Hi! I’m Emily, an almost graduate from the University of Manchester! I’ve spent the last three years studying Ancient History and Archaeology and was asked by the lovely Lauren to give my musing on my uni of choice!
Picking a university is probably one of the first big decisions most young adults face. Do you live at home, close to home or far away from home? The open days provide an insight into what life will be like for you at that university but also reminds you that soon you will have a lot more independence, even if you choose to stay at home. It can be a very daunting time and lets face it, humans don’t tend to make the best decisions when overwhelmed. So, if this post helps at least one person then it has done its job.
What I considered
When picking universities you pick 5 through UCAS. I picked two close to home, Manchester and Liverpool, one based on being amazing, Warwick and then another two just because they offered the course I wanted to do as not all universities offered it. I have to admit as well that I did not put much consideration into picking in terms of what the course could offer me, what topics they did, who the staff were and what they had done in their academic careers and I wish I had. Although I knew roughly what the course I didn’t prepare as much as I should have at all.
Warwick Vs Manchester
Open days are something I didn’t take advantage of and I really recommend going to them. Warwick I didn’t visit until picking my 5 and Manchester I didn’t even go to until I had submitted my UCAS form and finished college! Warwick was an amazing campus (and is home to my all-time favourite historian) and it was like it’s own little world. Jobs on campus were given to students and every student was made aware of any jobs going regularly. Everything was glorious. Manchester was too. I’ll admit I was a little poorly as I had been out the night before celebrating the end of exams and it was an early start but everyone was so welcoming. The only intimidating thing about Manchester was the campus is slightly jotted about the city…it isn’t a closed off campus. However, it was beautiful. I wanted to go to Warwick because of the reputation it had connected to it. Manchester, on the other hand, did have a very good reputation for the course I wanted it but it was also the place my grandparents studied and met. Having been raised by my grandparents this made it a sentimental place. It was also close enough to be able to go home to them on a weekend at the drop of a hat. I felt immediately at home in Manchester as a city also. This is something that put me off attending an open day at Liverpool. I just couldn’t love the city.

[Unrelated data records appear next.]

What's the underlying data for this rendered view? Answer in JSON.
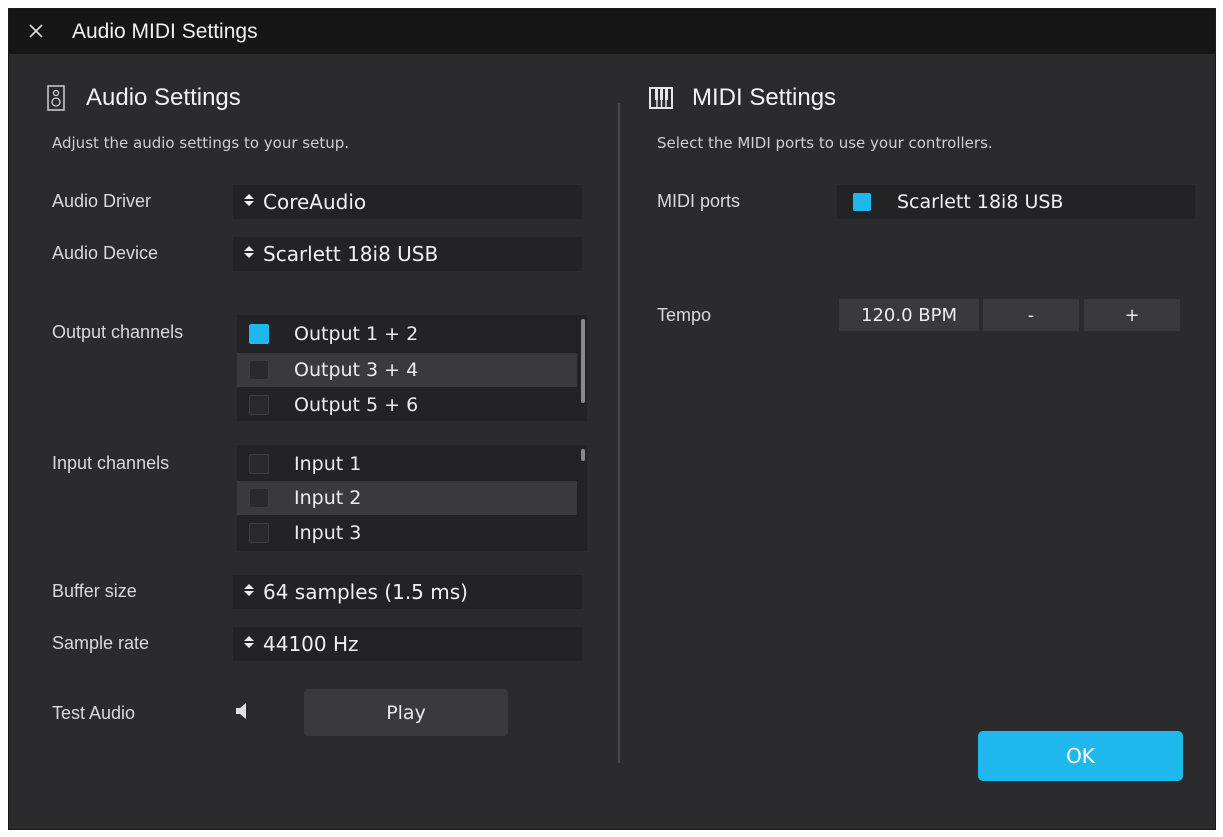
{
  "window": {
    "title": "Audio MIDI Settings"
  },
  "audio": {
    "heading": "Audio Settings",
    "subtitle": "Adjust the audio settings to your setup.",
    "driver": {
      "label": "Audio Driver",
      "value": "CoreAudio"
    },
    "device": {
      "label": "Audio Device",
      "value": "Scarlett 18i8 USB"
    },
    "output_channels": {
      "label": "Output channels",
      "items": [
        {
          "label": "Output 1 + 2",
          "checked": true
        },
        {
          "label": "Output 3 + 4",
          "checked": false
        },
        {
          "label": "Output 5 + 6",
          "checked": false
        }
      ]
    },
    "input_channels": {
      "label": "Input channels",
      "items": [
        {
          "label": "Input 1",
          "checked": false
        },
        {
          "label": "Input 2",
          "checked": false
        },
        {
          "label": "Input 3",
          "checked": false
        }
      ]
    },
    "buffer": {
      "label": "Buffer size",
      "value": "64 samples (1.5 ms)"
    },
    "sample_rate": {
      "label": "Sample rate",
      "value": "44100 Hz"
    },
    "test": {
      "label": "Test Audio",
      "button": "Play"
    }
  },
  "midi": {
    "heading": "MIDI Settings",
    "subtitle": "Select the MIDI ports to use your controllers.",
    "ports": {
      "label": "MIDI ports",
      "value": "Scarlett 18i8 USB",
      "checked": true
    },
    "tempo": {
      "label": "Tempo",
      "value": "120.0 BPM",
      "minus": "-",
      "plus": "+"
    }
  },
  "footer": {
    "ok": "OK"
  },
  "colors": {
    "accent": "#1fb8ec",
    "background": "#2b2b2d",
    "titlebar": "#161617"
  },
  "icons": {
    "close": "close-icon",
    "speaker": "speaker-icon",
    "piano": "piano-icon",
    "updown": "updown-arrows-icon",
    "volume": "volume-icon"
  }
}
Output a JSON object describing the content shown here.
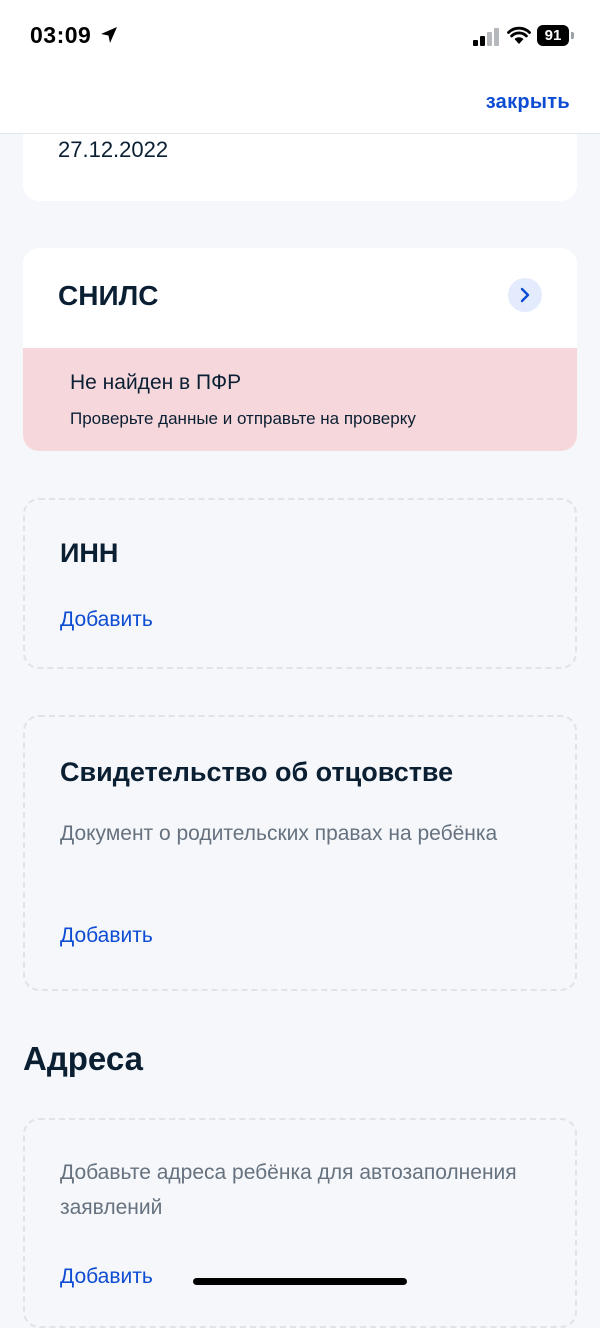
{
  "status_bar": {
    "time": "03:09",
    "battery": "91"
  },
  "header": {
    "close_label": "закрыть"
  },
  "birth_card": {
    "date": "27.12.2022"
  },
  "snils": {
    "title": "СНИЛС",
    "alert_title": "Не найден в ПФР",
    "alert_text": "Проверьте данные и отправьте на проверку"
  },
  "inn": {
    "title": "ИНН",
    "add_label": "Добавить"
  },
  "paternity": {
    "title": "Свидетельство об отцовстве",
    "description": "Документ о родительских правах на ребёнка",
    "add_label": "Добавить"
  },
  "addresses": {
    "section_title": "Адреса",
    "description": "Добавьте адреса ребёнка для автозаполнения заявлений",
    "add_label": "Добавить"
  },
  "colors": {
    "accent": "#0d4cd3",
    "error_bg": "#f6d8dc",
    "page_bg": "#f5f7fa"
  },
  "icons": [
    "location-arrow-icon",
    "cellular-signal-icon",
    "wifi-icon",
    "battery-icon",
    "chevron-right-icon"
  ]
}
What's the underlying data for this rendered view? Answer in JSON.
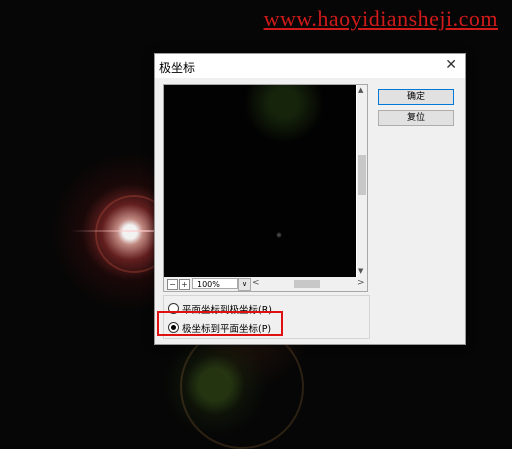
{
  "watermark": "www.haoyidiansheji.com",
  "dialog": {
    "title": "极坐标",
    "close_glyph": "✕"
  },
  "preview": {
    "zoom_value": "100%",
    "zoom_out_glyph": "−",
    "zoom_in_glyph": "+",
    "dropdown_glyph": "∨",
    "scroll_left_glyph": "<",
    "scroll_right_glyph": ">",
    "scroll_up_glyph": "▲",
    "scroll_down_glyph": "▼"
  },
  "buttons": {
    "ok_label": "确定",
    "reset_label": "复位"
  },
  "options": {
    "rect_to_polar": "平面坐标到极坐标(R)",
    "polar_to_rect": "极坐标到平面坐标(P)",
    "selected": "polar_to_rect"
  },
  "colors": {
    "watermark": "#d11a1a",
    "highlight_box": "#e01010",
    "primary_button_border": "#0078d7"
  }
}
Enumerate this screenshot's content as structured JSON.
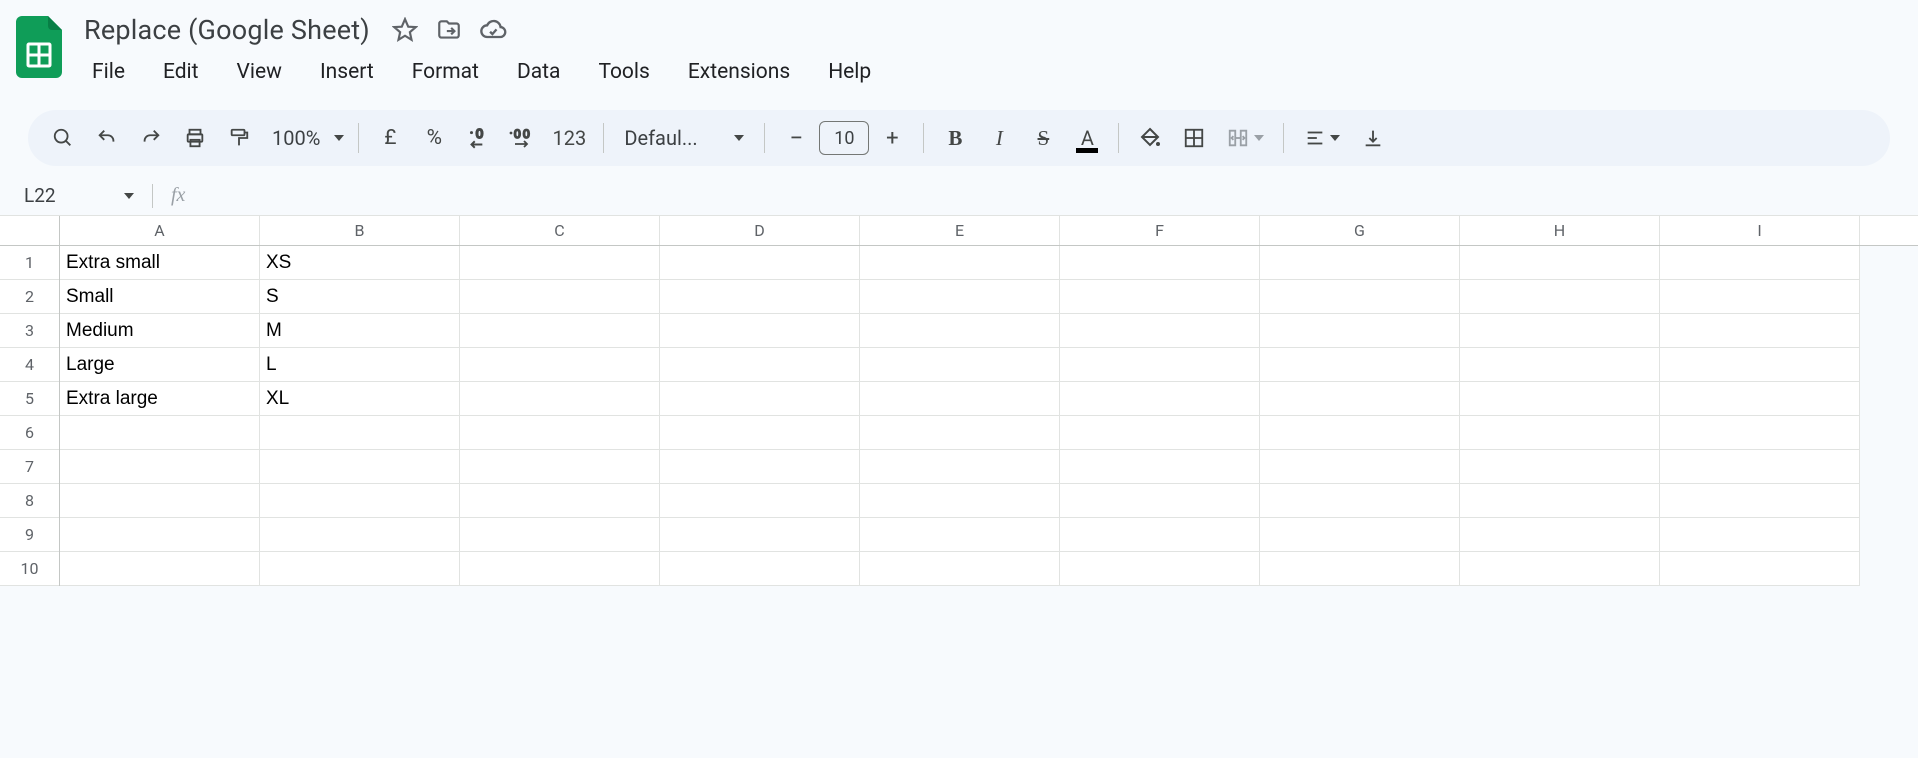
{
  "header": {
    "title": "Replace (Google Sheet)",
    "menu": [
      "File",
      "Edit",
      "View",
      "Insert",
      "Format",
      "Data",
      "Tools",
      "Extensions",
      "Help"
    ]
  },
  "toolbar": {
    "zoom": "100%",
    "currency": "£",
    "percent": "%",
    "dec_decrease": ".0",
    "dec_increase": ".00",
    "num_format": "123",
    "font_name": "Defaul...",
    "font_size": "10",
    "bold": "B",
    "italic": "I",
    "strike": "S",
    "text_color": "A"
  },
  "namebox": {
    "ref": "L22"
  },
  "formula": {
    "fx_label": "fx",
    "value": ""
  },
  "grid": {
    "columns": [
      "A",
      "B",
      "C",
      "D",
      "E",
      "F",
      "G",
      "H",
      "I"
    ],
    "rows": [
      "1",
      "2",
      "3",
      "4",
      "5",
      "6",
      "7",
      "8",
      "9",
      "10"
    ],
    "data": [
      {
        "A": "Extra small",
        "B": "XS"
      },
      {
        "A": "Small",
        "B": "S"
      },
      {
        "A": "Medium",
        "B": "M"
      },
      {
        "A": "Large",
        "B": "L"
      },
      {
        "A": "Extra large",
        "B": "XL"
      },
      {},
      {},
      {},
      {},
      {}
    ]
  }
}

Why I’m glad I chose Manchester
I am incredibly happy with my choice of Manchester and the 31st May was my last day there, which is somewhat saddening. Never have I met nicer teaching staff as a whole than the archaeology department, and the ancient history department was full of incredible academics. The city itself is an amazing place and I think the recent attack speaks out largely for the city. It is lively, convenient, easy to get around and navigate, and friendly. Living there is easy due to the convenience of everything being either walking or bus distance away and buses are incredibly regular. The course itself has also been incredibly enjoyable. There has always been at least one topic that caters to my specific passions as well as one to allow me to explore an area that isn’t necessarily a strength of mine.
Negatives of Manchester
Despite the love I have for my university and city there are some downsides. Mental health is something that this university, like most institutions, isn’t very well equipped to deal with. They offer counselling and mitigating circumstances for the more severe cases but little things, like all of their staff not being 100% understanding, sometimes got in the way. Away from the university Manchester is a very busy place and for some this could be off putting. Luckily, it was a vibe that I loved.
So, I have rambled quite enough haven’t I, so I figured I would wrap up with a couple things that you should consider when picking not only a university but the place you’re going to call home for your studies.
- Do you like the city?
- Does the course offer all the topics you enjoy?
- Are the staff passionate and actively researching as well as dedicated to teaching? (some lecturers are only bothered about the funding that comes from teaching)
- What facilities does the university offer- libraries, gym, counselling…?
- What are the living conditions like in both halls and student homes?
- Living costs.
- How far away/ how easy is it to get back home?
- Parking- if you drive.
- Can you envision yourself being happy there?